收起彼此糾纏的視線,昱風望向駱齊,客氣的喊了一聲,「少爺。」
「我不認為你會跟松伯他們一樣八股,叫我阿齊就好了。」
「阿齊。」大方地回應了一聲,昱風泰然自若的拿起掛在欄杆上頭的干布,轉身走向車子,接續著先前的工作。
「老哥,你又出洞啦?!」每次駱齊放下他的畫筆,走出房間,駱媞就會這麼笑他。
「什麼出洞?」白了駱媞一眼,駱齊發出抗議,「小姐,麻煩你形容詞用得貼切一點、文雅一點,我可不是山頂洞人。」
跳下欄杆,駱媞沒好氣地說道:「你當然不是山頂洞人,不過,用山頂洞人來形容你,是抬舉你,我還覺得你更像貓頭鷹。」她就是要損他,誰教他這討厭的傢伙,要出洞也不挑時間,那麼美麗的氣氛都被他給破壞掉了。
「貓頭鷹?」皺起眉頭,駱齊冷不防地打了個冷顫。拜託,他駱齊這麼英俊瀟灑的男人,怎麼可以將他跟那種奇貌不揚的動物扯在一起?
「沒錯,就是那個長得黑黑、醜醜,還喜歡裝酷的夜行動物——貓頭鷹。」看到駱齊那張變得有些扭曲的面孔,駱媞刻意又補上一句。

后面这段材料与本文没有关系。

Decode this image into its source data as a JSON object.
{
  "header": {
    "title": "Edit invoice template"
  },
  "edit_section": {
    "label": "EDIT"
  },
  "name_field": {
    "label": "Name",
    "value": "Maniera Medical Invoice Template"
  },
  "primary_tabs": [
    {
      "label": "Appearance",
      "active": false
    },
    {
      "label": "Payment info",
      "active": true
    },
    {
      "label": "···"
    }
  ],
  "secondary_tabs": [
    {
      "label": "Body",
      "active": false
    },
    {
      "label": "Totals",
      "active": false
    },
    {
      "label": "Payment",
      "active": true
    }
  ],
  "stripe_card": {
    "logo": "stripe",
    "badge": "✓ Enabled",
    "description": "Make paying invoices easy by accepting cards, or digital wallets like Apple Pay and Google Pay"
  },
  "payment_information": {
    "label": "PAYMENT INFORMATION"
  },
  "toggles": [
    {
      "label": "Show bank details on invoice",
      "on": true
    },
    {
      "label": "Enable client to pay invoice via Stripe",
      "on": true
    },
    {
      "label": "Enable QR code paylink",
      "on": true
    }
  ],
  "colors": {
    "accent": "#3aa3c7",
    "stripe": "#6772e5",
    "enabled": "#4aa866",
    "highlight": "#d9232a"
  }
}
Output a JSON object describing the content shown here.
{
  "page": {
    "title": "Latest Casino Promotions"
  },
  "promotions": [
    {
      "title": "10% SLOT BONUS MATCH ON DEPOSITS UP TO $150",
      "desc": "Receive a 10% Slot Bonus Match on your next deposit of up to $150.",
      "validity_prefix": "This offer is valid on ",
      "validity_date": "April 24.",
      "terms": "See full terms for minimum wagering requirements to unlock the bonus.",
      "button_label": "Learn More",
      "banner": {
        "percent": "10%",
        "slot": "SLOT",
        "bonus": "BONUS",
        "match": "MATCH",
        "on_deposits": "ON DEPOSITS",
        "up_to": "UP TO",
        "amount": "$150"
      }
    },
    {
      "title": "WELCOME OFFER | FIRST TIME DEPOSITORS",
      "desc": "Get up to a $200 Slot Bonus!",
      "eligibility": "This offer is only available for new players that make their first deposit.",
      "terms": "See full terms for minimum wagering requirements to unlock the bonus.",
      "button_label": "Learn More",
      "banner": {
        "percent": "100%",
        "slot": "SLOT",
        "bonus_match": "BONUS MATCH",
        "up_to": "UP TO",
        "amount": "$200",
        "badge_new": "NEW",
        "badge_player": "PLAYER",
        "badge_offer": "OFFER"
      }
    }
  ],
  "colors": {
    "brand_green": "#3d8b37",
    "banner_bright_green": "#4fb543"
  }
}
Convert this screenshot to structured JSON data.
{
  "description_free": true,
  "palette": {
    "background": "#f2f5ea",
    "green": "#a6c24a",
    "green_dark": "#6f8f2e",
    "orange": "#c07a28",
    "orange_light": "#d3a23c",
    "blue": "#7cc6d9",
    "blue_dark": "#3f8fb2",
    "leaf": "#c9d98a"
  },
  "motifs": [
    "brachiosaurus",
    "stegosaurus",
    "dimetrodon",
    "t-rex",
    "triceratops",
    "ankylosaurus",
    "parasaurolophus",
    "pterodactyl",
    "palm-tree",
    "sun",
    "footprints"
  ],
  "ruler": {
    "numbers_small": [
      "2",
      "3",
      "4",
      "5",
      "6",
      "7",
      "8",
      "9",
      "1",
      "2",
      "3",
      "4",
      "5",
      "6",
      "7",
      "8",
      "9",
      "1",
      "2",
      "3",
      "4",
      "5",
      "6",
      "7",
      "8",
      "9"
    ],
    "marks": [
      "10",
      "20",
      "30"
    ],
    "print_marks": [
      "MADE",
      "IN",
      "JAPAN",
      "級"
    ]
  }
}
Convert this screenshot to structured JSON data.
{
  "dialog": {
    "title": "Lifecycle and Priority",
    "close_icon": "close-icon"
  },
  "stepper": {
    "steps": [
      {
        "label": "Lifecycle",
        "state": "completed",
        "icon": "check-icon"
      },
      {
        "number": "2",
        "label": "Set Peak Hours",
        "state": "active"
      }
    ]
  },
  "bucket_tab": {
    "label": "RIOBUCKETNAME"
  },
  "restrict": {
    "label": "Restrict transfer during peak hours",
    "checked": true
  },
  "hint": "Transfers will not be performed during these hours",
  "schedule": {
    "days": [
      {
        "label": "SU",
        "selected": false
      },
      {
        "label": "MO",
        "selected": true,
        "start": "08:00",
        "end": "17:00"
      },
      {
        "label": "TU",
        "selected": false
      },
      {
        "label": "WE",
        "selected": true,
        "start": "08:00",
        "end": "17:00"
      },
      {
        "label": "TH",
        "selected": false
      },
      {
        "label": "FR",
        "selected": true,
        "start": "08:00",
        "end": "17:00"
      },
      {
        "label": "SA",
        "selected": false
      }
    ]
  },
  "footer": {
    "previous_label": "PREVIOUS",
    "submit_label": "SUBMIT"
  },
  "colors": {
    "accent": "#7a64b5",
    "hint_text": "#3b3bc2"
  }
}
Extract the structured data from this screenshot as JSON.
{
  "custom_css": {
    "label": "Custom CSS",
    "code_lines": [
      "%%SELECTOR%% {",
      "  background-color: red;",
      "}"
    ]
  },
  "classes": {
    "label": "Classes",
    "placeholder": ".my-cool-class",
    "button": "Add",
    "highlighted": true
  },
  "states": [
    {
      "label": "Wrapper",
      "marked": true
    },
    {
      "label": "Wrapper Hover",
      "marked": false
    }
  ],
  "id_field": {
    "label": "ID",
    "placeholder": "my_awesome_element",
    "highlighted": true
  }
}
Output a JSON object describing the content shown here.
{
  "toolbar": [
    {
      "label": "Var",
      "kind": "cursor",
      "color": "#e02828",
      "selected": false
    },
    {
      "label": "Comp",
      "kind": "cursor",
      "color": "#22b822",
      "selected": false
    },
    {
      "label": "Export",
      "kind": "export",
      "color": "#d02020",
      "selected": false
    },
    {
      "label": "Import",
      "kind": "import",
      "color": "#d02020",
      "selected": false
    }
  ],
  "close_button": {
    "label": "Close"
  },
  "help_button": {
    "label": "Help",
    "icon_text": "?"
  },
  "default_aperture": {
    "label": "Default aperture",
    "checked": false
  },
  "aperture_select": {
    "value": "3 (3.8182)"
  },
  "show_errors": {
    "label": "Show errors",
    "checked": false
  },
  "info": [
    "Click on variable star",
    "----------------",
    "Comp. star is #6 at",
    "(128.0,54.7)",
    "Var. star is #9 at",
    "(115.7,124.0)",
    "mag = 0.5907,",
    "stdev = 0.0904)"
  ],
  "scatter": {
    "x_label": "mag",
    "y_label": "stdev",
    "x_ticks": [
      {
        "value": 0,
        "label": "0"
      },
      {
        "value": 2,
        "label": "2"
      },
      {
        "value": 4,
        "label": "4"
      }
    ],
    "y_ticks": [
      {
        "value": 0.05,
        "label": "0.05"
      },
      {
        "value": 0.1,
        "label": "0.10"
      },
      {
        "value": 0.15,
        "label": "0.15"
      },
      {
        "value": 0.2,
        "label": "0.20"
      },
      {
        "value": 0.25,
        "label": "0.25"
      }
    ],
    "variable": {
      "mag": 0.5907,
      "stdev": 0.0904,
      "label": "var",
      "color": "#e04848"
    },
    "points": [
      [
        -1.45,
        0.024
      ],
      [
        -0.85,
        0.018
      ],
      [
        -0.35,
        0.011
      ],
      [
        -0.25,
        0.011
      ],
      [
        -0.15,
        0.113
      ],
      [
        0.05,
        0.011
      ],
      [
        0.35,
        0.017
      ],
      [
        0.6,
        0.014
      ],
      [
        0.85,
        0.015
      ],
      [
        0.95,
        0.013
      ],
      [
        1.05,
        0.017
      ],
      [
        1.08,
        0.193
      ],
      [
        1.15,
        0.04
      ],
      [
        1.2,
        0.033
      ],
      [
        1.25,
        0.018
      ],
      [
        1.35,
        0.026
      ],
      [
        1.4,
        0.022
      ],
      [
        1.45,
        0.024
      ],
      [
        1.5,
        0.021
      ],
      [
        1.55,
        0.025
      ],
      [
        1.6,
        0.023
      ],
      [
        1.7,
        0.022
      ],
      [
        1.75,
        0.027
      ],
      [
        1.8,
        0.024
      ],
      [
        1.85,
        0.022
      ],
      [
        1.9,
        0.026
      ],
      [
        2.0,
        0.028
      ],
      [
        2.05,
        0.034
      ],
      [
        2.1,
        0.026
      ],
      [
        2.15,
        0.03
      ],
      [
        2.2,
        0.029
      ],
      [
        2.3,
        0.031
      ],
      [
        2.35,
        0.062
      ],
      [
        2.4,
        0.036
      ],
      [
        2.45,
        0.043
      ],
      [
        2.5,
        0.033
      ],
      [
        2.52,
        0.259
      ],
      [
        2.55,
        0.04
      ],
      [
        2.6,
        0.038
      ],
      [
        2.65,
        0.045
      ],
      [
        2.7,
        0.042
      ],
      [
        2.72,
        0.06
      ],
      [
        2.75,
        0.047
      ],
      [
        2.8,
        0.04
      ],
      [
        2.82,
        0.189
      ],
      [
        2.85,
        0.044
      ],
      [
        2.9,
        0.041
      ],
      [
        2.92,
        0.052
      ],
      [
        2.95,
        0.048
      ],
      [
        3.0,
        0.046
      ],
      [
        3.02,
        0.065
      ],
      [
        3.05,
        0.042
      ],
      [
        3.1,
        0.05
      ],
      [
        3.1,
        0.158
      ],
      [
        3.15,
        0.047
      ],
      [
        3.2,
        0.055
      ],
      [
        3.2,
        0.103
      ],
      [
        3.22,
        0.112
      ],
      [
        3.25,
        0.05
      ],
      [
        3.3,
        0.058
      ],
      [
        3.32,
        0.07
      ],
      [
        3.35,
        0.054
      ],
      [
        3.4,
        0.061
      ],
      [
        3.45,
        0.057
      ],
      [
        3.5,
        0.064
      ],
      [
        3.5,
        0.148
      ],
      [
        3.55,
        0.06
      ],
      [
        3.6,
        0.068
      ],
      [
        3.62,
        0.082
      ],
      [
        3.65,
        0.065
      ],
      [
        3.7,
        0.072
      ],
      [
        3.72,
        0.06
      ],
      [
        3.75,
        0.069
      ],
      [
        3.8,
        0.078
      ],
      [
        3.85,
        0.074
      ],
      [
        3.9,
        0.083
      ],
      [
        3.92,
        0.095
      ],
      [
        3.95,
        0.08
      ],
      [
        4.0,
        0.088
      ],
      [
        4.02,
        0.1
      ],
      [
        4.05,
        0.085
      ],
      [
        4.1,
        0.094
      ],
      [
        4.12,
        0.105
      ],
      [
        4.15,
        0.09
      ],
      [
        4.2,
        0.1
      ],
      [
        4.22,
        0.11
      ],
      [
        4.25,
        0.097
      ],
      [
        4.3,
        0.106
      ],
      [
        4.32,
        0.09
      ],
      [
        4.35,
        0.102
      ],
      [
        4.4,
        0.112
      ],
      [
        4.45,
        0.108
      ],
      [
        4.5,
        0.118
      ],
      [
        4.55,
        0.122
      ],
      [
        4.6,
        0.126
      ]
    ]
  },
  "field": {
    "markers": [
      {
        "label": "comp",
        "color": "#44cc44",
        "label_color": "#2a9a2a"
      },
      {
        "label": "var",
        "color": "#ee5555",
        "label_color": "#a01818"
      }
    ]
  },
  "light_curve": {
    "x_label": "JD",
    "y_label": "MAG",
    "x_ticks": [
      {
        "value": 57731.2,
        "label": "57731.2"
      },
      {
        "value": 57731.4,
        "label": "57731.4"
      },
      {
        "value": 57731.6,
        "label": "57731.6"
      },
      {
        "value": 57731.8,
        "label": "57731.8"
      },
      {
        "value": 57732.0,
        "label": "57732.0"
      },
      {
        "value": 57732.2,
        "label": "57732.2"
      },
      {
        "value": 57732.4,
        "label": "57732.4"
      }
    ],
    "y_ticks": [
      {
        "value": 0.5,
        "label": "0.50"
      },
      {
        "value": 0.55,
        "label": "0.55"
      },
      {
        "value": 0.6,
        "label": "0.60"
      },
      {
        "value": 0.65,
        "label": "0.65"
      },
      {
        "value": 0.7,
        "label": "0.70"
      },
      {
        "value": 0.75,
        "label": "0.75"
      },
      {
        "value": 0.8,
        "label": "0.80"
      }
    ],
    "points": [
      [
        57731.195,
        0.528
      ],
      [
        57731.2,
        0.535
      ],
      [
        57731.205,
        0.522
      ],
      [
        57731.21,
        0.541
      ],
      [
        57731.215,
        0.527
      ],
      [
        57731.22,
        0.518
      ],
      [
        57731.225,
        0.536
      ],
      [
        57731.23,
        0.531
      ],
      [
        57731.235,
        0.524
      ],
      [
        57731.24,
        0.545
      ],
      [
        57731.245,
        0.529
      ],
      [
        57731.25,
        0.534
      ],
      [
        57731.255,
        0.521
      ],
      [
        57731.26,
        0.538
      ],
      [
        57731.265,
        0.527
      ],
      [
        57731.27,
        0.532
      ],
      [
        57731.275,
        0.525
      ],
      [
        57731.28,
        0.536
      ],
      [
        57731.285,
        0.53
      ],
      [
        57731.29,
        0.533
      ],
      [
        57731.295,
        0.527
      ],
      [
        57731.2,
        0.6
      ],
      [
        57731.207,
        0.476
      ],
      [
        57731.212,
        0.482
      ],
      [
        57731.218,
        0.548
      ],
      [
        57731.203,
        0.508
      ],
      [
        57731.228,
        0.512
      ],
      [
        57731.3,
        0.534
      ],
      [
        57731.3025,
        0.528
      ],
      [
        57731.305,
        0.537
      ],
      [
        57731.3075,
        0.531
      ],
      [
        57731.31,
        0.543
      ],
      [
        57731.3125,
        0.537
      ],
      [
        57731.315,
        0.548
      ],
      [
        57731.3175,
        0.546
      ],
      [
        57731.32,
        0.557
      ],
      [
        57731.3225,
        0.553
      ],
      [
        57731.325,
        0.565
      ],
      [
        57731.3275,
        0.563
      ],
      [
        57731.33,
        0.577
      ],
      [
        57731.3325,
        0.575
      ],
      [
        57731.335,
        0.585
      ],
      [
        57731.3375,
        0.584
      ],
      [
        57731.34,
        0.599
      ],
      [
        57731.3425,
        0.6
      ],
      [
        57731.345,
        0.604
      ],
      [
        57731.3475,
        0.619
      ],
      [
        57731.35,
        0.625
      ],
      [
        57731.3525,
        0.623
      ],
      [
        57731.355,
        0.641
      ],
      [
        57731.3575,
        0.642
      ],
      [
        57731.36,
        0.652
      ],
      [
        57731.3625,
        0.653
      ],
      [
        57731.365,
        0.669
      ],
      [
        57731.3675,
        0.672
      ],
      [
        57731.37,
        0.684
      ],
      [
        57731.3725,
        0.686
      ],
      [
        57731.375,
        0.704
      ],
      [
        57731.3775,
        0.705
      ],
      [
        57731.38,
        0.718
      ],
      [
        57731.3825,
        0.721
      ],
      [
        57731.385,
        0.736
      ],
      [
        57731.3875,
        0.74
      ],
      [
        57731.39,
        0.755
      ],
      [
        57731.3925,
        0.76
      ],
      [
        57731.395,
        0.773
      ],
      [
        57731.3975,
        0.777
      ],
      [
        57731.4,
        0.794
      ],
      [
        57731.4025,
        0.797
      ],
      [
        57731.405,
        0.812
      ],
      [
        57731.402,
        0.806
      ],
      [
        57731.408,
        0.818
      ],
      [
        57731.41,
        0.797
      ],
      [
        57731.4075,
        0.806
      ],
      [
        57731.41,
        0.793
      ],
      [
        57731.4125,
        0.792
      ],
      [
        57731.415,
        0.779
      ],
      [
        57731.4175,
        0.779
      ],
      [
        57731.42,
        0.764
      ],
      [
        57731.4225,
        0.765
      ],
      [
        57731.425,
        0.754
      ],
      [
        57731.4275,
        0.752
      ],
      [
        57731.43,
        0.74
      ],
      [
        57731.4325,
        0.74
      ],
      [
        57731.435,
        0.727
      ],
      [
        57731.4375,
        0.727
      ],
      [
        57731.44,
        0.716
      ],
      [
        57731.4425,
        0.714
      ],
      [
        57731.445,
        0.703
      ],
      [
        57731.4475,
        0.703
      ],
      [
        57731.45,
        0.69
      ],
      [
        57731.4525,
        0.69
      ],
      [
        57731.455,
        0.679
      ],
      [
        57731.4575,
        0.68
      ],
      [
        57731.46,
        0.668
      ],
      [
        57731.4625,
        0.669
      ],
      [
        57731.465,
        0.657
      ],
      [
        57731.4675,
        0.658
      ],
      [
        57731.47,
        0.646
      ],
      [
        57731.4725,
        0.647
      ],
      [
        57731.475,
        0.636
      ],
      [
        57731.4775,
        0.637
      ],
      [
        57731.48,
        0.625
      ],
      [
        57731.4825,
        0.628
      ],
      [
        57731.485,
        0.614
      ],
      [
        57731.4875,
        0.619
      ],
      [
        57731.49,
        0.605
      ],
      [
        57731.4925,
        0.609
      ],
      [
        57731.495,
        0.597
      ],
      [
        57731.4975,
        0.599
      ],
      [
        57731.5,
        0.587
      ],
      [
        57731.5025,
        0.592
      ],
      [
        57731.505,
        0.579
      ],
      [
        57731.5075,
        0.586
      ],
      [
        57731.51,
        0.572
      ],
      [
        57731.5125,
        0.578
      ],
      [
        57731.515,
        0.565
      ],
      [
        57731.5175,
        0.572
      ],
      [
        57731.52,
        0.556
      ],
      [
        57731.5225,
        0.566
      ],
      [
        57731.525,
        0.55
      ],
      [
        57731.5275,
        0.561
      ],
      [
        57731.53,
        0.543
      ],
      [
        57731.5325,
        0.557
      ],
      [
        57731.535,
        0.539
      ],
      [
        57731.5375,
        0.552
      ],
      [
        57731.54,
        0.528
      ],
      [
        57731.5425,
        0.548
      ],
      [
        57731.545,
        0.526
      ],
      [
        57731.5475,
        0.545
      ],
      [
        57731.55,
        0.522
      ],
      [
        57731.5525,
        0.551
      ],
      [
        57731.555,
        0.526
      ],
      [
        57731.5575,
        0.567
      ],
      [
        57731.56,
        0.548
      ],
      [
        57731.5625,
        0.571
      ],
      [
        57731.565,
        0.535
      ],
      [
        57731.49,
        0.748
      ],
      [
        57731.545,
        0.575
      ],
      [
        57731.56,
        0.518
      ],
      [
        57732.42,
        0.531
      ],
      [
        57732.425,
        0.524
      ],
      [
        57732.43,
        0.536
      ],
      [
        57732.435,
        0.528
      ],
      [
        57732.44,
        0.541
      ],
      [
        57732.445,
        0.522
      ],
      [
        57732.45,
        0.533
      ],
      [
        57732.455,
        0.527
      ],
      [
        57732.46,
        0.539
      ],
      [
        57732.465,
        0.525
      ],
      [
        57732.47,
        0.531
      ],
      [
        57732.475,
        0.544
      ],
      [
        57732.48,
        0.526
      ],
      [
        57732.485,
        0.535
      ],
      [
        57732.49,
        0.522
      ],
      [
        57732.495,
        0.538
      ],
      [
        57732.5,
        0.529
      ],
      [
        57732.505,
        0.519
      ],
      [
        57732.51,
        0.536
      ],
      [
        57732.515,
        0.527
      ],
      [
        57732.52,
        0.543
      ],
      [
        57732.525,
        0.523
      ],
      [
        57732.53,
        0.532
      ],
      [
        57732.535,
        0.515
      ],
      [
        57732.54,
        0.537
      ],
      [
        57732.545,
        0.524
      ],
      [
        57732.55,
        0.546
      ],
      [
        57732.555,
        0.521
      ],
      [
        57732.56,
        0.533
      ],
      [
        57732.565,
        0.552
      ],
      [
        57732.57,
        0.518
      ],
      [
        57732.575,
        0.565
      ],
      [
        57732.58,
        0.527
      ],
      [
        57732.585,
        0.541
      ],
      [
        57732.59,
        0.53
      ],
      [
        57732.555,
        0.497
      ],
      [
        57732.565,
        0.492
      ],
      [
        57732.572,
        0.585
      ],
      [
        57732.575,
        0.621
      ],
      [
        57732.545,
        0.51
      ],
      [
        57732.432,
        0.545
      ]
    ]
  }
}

他的膚色是稍嫌黝黑了點,至少和駱媞那遺傳自母親的白皙肌膚一比,這的確是事實,不過,也沒她形容的那麼難看吧!按捺不住心裡的不舒坦,駱齊翻越過欄杆,走到昱風身旁,推開昱風,將臉湊近照後鏡,嚴肅的端詳他那張稜角分明的面孔。
看到駱齊那副認真的模樣,駱媞忍不住咧嘴偷笑。駱齊一向自命英俊瀟灑,追求完美的他最不能平衡的就是他黝黑的膚色,被她這麼一說,他這一整天都會不舒服。活該,誰教他這麼不識相。
趁駱齊忙著照鏡子,駱媞朝著昱風眨了眨眼睛,用嘴巴無聲地說道:「我回房間了。」比了比樓上,然後揮了揮手,駱媞轉身溜之大吉。
足足照了五分鐘之久,駱齊終於放棄跟鏡子裡的自己掙扎,回過身來為自己辯解,「小□,我沒你說的那麼……人呢?怎麼不見了?」
「溜掉了。」掩不住嘴角的笑意,昱風笑道。
「可惡,這丫頭……」沮喪的歎了口氣,駱齊突然轉向昱風,像是在警告地說道:「你自己也看到了吧,如果你對她不是認真的,你就不要接近她,要不然,哪天你辜負她,她會把你生吞活剝。」
既然駱齊把話說得那麼坦白,昱風也直截了當的反問道:「你不認為我的身份配不上她嗎?」雖然事實上這不是問題,但是他還是很好奇駱齊的態度。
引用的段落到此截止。